Minister Mutsvangwa said Cabinet had approved the appointment of a Covid-19 Experts Advisory Committee, whose objective was to provide science-based evidence, advice and guidance on the national Covid-19 preparedness and response in support of timely evidence-based policy decisions.
Those appointed are Dr Tonderai Mapako, Mr Tendai Kureya, Dr Justen Manasa, Professor Rudo Makunike-Mutasa, Dr Alex Gasasira, Dr Lincoln Charimari, Professor Rose Kambarami, Dr Gladwin Muchena, Dr Samson Shumbairerwa, Dr Muteweye, Professor Rashida Ferrand and Ms Ester Masunda.
These 10 are professionals in relevant fields.
Minister Mutsvangwa said urgent steps were being taken to sort out the critical water shortage in Bulawayo. Government, through Treasury, had released $205 million for the drilling of 10 specialised boreholes and the rehabilitation of 10 under the Epping Forest project.

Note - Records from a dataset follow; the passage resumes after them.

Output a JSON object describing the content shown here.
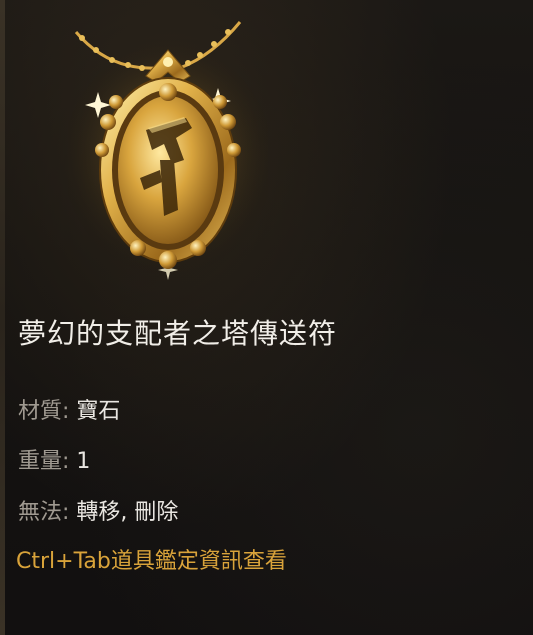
{
  "item": {
    "name": "夢幻的支配者之塔傳送符",
    "icon": "golden-amulet-icon",
    "colors": {
      "name": "#f1eee8",
      "label": "#a09a91",
      "value": "#e9e6e1",
      "hint": "#d9a33a",
      "gold": "#d8a640"
    }
  },
  "attributes": {
    "material": {
      "label": "材質:",
      "value": "寶石"
    },
    "weight": {
      "label": "重量:",
      "value": "1"
    },
    "restriction": {
      "label": "無法:",
      "value": "轉移, 刪除"
    }
  },
  "hint": "Ctrl+Tab道具鑑定資訊查看"
}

Four of the 10 had already been drilled. Epping Forest and the Mtshabezi-Inyankuni water projects aim to improve raw water supplies to the City of Bulawayo, whose dams are very low resulting in serious water shortages.
Other boreholes are being drilled across Zimbabwe to boost community water supplies.
“To date, the total number of boreholes drilled by Government and its partners as part of the Covid-19 response is 222,” she said.
She said the Ministry of Primary and Secondary Education has up-scaled efforts to ensure schools were ready for Zimsec examination classes on September 28 and Cambridge examination classes on September 14 and 28, 2020 re-opening of Cambridge examination classes on Monday next week.
The ministry is spending $654 147 907 on personal protective equipment, infrared thermometers, disinfectants and other hygiene products,” she said.
By late yesterday, Zimbabwe had recorded 218 deaths, with another eight listed, from 7 388 cases but with 5 477 recorded recoveries and more expected as statistics are updated.